Appoint description:

Description

A group of Mtourists are walking along the Karlutka river. They want to cross the river, but they couldn't find a bridge. Fortunately, there are some piles of rubbish floating in the water, and the tourists have decided to try to cross the river by jumping from one pile to another.

A tourist can move up to D meters in any direction at one jump. One jump takes exactly one second. tourists know that the river is W meters wide, and they have estimated the coordinates of rubbish piles ( X_i, Y_i) and the capacity of each pile ( C_i, the maximum number of tourists that this pile can hold at the same time). Rubbish piles are not very large and can be represented as points. The river flows along the X axis. tourists start on the river bank at 0 by Y axis. The Y coordinate of the opposite bank is W.

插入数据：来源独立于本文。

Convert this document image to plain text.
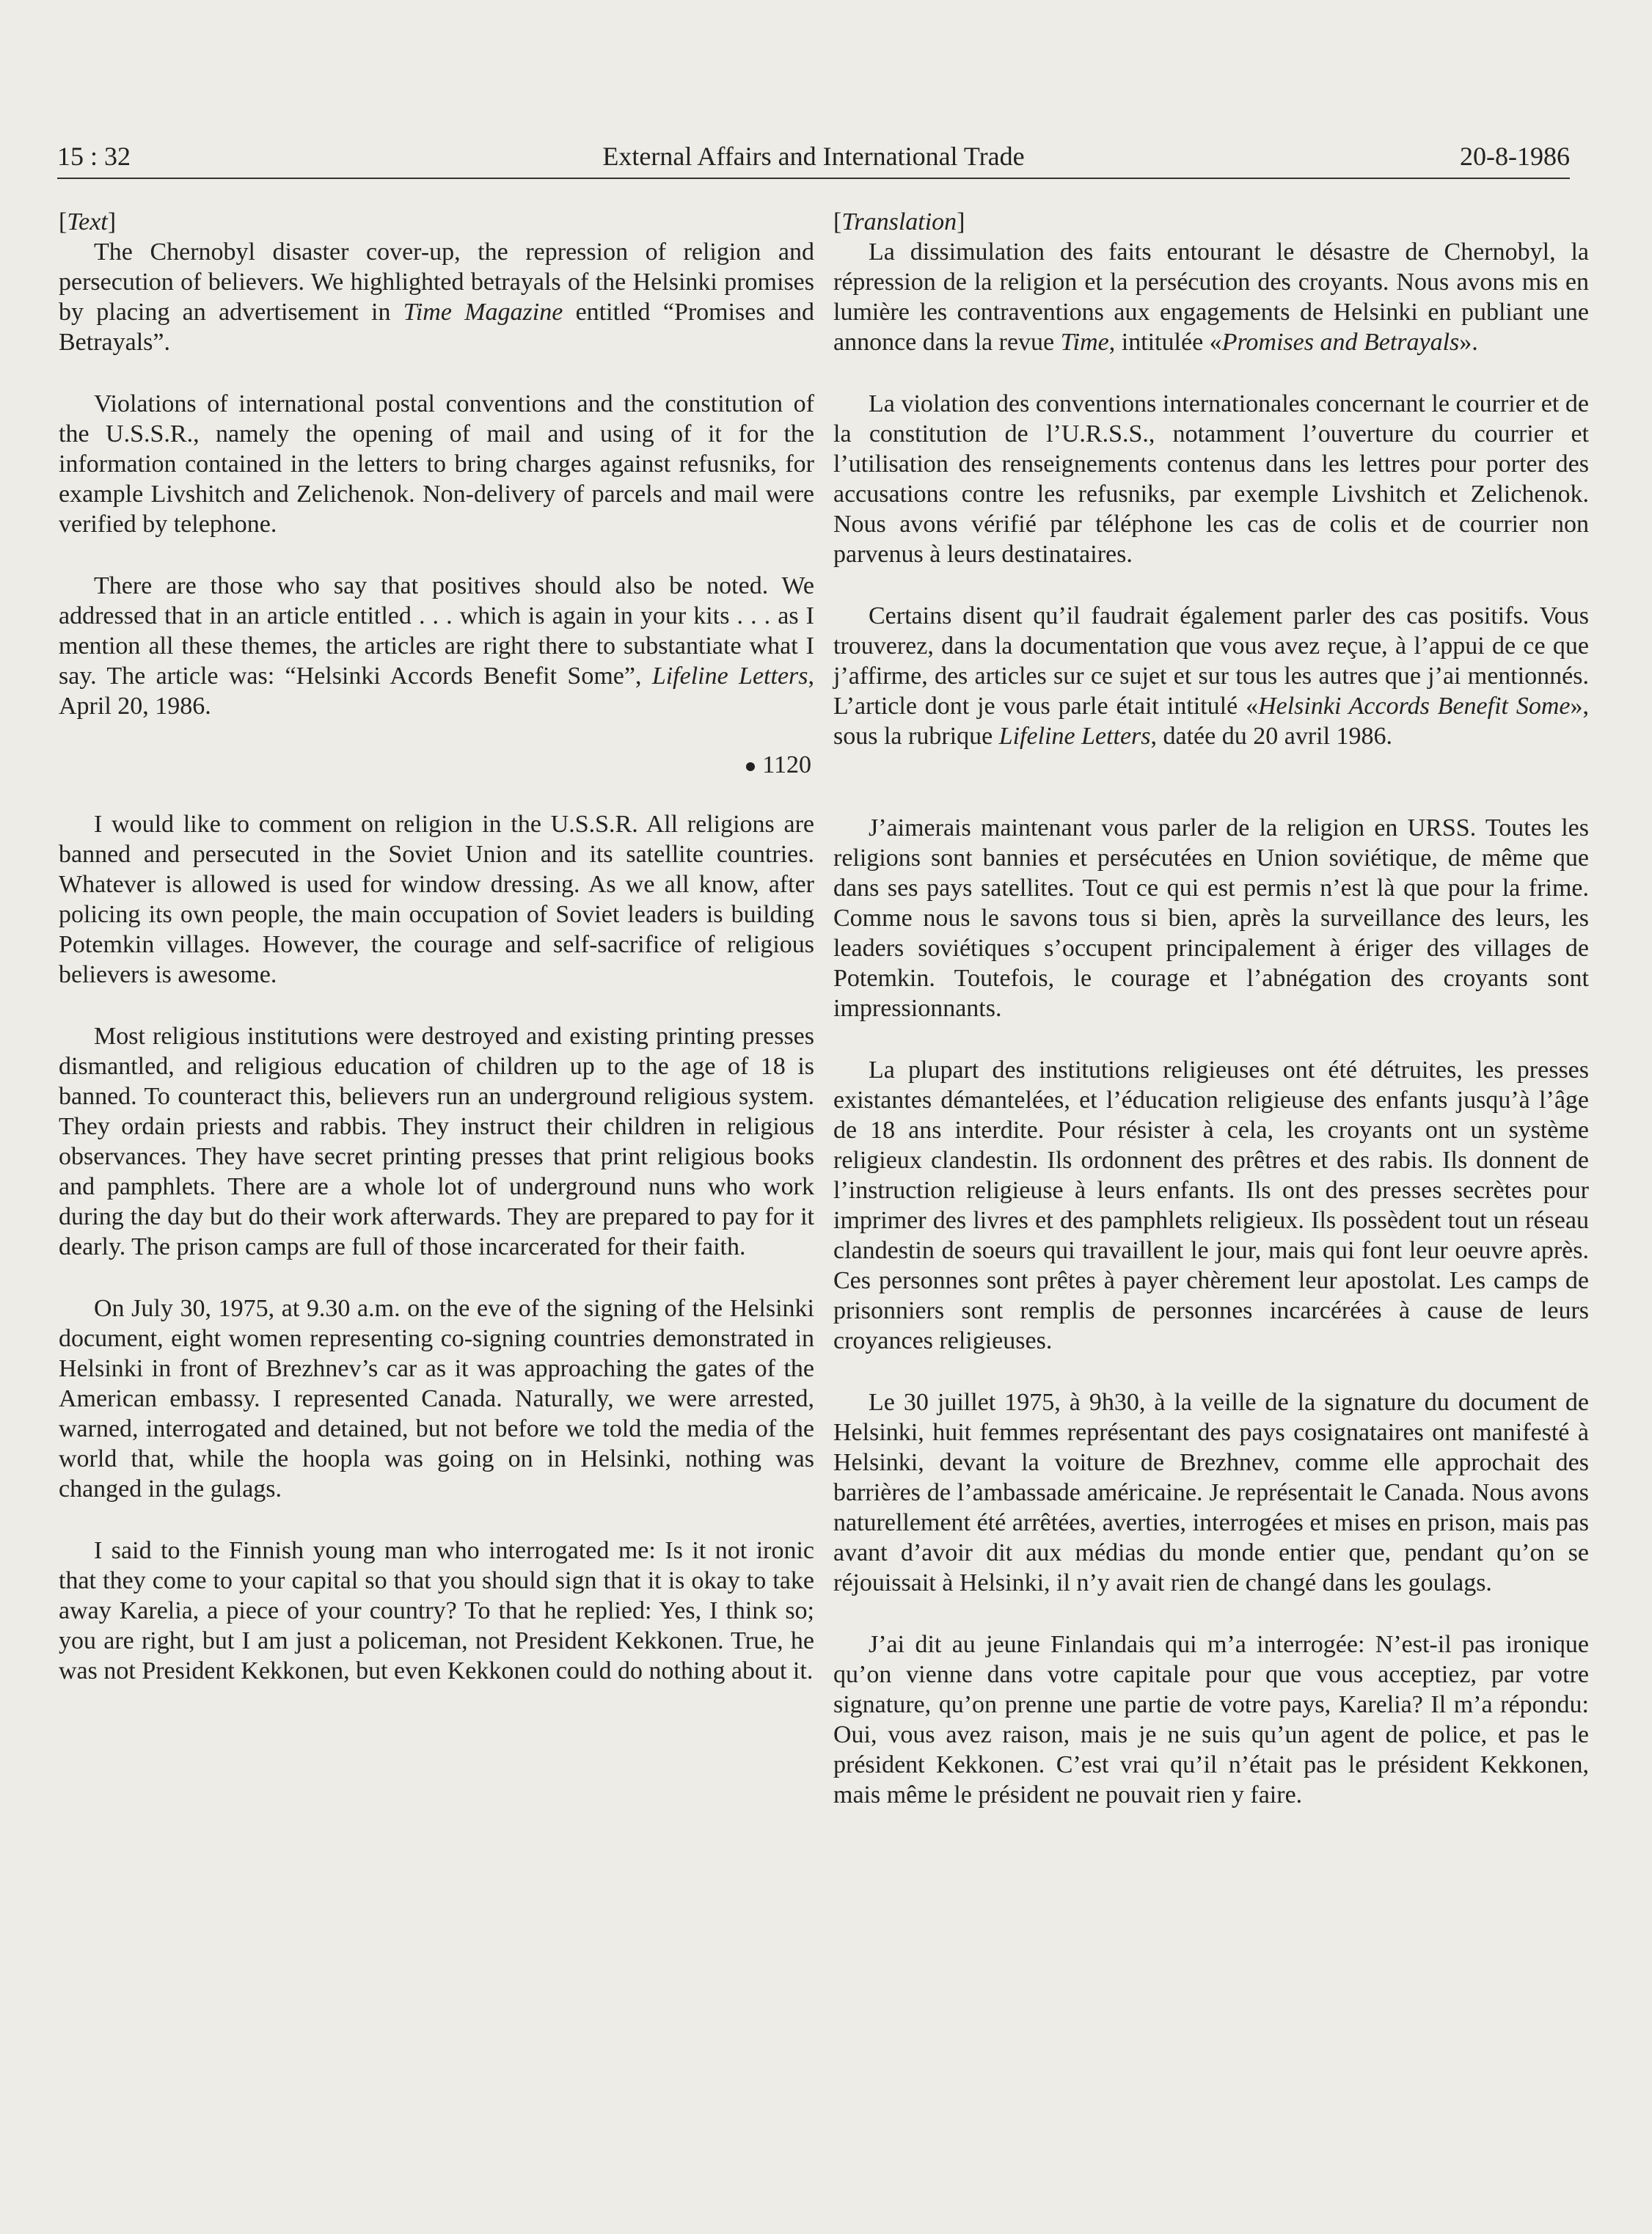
External Affairs and International Trade
15 : 32	20-8-1986

[ Text ]

The Chernobyl disaster cover-up, the repression of religion and persecution of believers. We highlighted betrayals of the Helsinki promises by placing an advertisement in Time Magazine entitled “Promises and Betrayals”.

Violations of international postal conventions and the constitution of the U.S.S.R., namely the opening of mail and using of it for the information contained in the letters to bring charges against refusniks, for example Livshitch and Zelichenok. Non-delivery of parcels and mail were verified by telephone.

There are those who say that positives should also be noted. We addressed that in an article entitled . . . which is again in your kits . . . as I mention all these themes, the articles are right there to substantiate what I say. The article was: “Helsinki Accords Benefit Some”, Lifeline Letters, April 20, 1986.

1120

I would like to comment on religion in the U.S.S.R. All religions are banned and persecuted in the Soviet Union and its satellite countries. Whatever is allowed is used for window dressing. As we all know, after policing its own people, the main occupation of Soviet leaders is building Potemkin villages. However, the courage and self-sacrifice of religious believers is awesome.

Most religious institutions were destroyed and existing printing presses dismantled, and religious education of children up to the age of 18 is banned. To counteract this, believers run an underground religious system. They ordain priests and rabbis. They instruct their children in religious observances. They have secret printing presses that print religious books and pamphlets. There are a whole lot of underground nuns who work during the day but do their work afterwards. They are prepared to pay for it dearly. The prison camps are full of those incarcerated for their faith.

On July 30, 1975, at 9.30 a.m. on the eve of the signing of the Helsinki document, eight women representing co-signing countries demonstrated in Helsinki in front of Brezhnev’s car as it was approaching the gates of the American embassy. I represented Canada. Naturally, we were arrested, warned, interrogated and detained, but not before we told the media of the world that, while the hoopla was going on in Helsinki, nothing was changed in the gulags.

I said to the Finnish young man who interrogated me: Is it not ironic that they come to your capital so that you should sign that it is okay to take away Karelia, a piece of your country? To that he replied: Yes, I think so; you are right, but I am just a policeman, not President Kekkonen. True, he was not President Kekkonen, but even Kekkonen could do nothing about it.

[ Translation ]

La dissimulation des faits entourant le désastre de Chernobyl, la répression de la religion et la persécution des croyants. Nous avons mis en lumière les contraventions aux engagements de Helsinki en publiant une annonce dans la revue Time, intitulée «Promises and Betrayals».

La violation des conventions internationales concernant le courrier et de la constitution de l’U.R.S.S., notamment l’ouverture du courrier et l’utilisation des renseignements contenus dans les lettres pour porter des accusations contre les refusniks, par exemple Livshitch et Zelichenok. Nous avons vérifié par téléphone les cas de colis et de courrier non parvenus à leurs destinataires.

Certains disent qu’il faudrait également parler des cas positifs. Vous trouverez, dans la documentation que vous avez reçue, à l’appui de ce que j’affirme, des articles sur ce sujet et sur tous les autres que j’ai mentionnés. L’article dont je vous parle était intitulé «Helsinki Accords Benefit Some», sous la rubrique Lifeline Letters, datée du 20 avril 1986.

J’aimerais maintenant vous parler de la religion en URSS. Toutes les religions sont bannies et persécutées en Union soviétique, de même que dans ses pays satellites. Tout ce qui est permis n’est là que pour la frime. Comme nous le savons tous si bien, après la surveillance des leurs, les leaders soviétiques s’occupent principalement à ériger des villages de Potemkin. Toutefois, le courage et l’abnégation des croyants sont impressionnants.

La plupart des institutions religieuses ont été détruites, les presses existantes démantelées, et l’éducation religieuse des enfants jusqu’à l’âge de 18 ans interdite. Pour résister à cela, les croyants ont un système religieux clandestin. Ils ordonnent des prêtres et des rabis. Ils donnent de l’instruction religieuse à leurs enfants. Ils ont des presses secrètes pour imprimer des livres et des pamphlets religieux. Ils possèdent tout un réseau clandestin de soeurs qui travaillent le jour, mais qui font leur oeuvre après. Ces personnes sont prêtes à payer chèrement leur apostolat. Les camps de prisonniers sont remplis de personnes incarcérées à cause de leurs croyances religieuses.

Le 30 juillet 1975, à 9h30, à la veille de la signature du document de Helsinki, huit femmes représentant des pays cosignataires ont manifesté à Helsinki, devant la voiture de Brezhnev, comme elle approchait des barrières de l’ambassade américaine. Je représentait le Canada. Nous avons naturellement été arrêtées, averties, interrogées et mises en prison, mais pas avant d’avoir dit aux médias du monde entier que, pendant qu’on se réjouissait à Helsinki, il n’y avait rien de changé dans les goulags.

J’ai dit au jeune Finlandais qui m’a interrogée: N’est-il pas ironique qu’on vienne dans votre capitale pour que vous acceptiez, par votre signature, qu’on prenne une partie de votre pays, Karelia? Il m’a répondu: Oui, vous avez raison, mais je ne suis qu’un agent de police, et pas le président Kekkonen. C’est vrai qu’il n’était pas le président Kekkonen, mais même le président ne pouvait rien y faire.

tourists would like to know if they can get to the opposite bank of the river, and how long it will take.

Input

First line of input consists of four integers: number of rubbish piles N (0 ≤ N ≤ 50), number of tourists M (0 < M ≤ 50), maximum length of tourist's jump D (0 ≤ D ≤ 1000), and width of the river W (0 < W ≤ 1000) Following N lines describe the rubbish piles, each line consists of three integers: (0 < X_i < 1000, 0 < Y_i < W, 0 ≤ C_i ≤ 1000) — pile coordinates and capacity.

Output

Output a single number indicating the minimal time (in seconds) in which all tourists will be able to cross the river, or the line " IMPOSSIBLE" if it is impossible to cross the river.

Sample Input

sample input	sample output
3 10 3 7 0 2 2 4 2 2 2 4 3	6

 

sample input	sample output
3 10 3 8 0 2 2 4 2 2 2 4 3	IMPOSSIBLE

题意：

给出一条河，宽为W，并建立坐标系，河沿着x轴流动。从原点开始。宽为y轴。

现在给出河上的N个点的坐标和容量，通过这些点可以过河，已知有M个人。每个人每次可以往任意方向跳D米。

每次跳花费1秒。问最少多少时间能使全部人过河。如果不可能则输出“IMPOSSIBLE”。

思路：

首先以游客在的河岸为源点，对岸为汇点。

对于每个点容量的限制，需要拆点，把每个点i拆成点i和点i'，中间连接一条容量为ci的边。

因为加入了时间限制，所以要按时间将每个石头拆点。

可以知道如果有N个石头和M个人，如果能够过河，最多花费的时间为N+M。所以从1开始枚举T一直到N+M。

T=1的时候，将离游客所在的河岸距离<=D的石子i与汇点连边，容量为正无穷。

T>1的时候，仍将离游客所在的河岸距离<=D的石子i与汇点连边，容量为正无穷。

需要注意的是，应该此时将T-1时刻离对岸距离<=D的石子i'与汇点连边，容量为正无穷。表示的是T-1时刻在第i个石头上，花了一秒跳到了对岸，此时时刻为T。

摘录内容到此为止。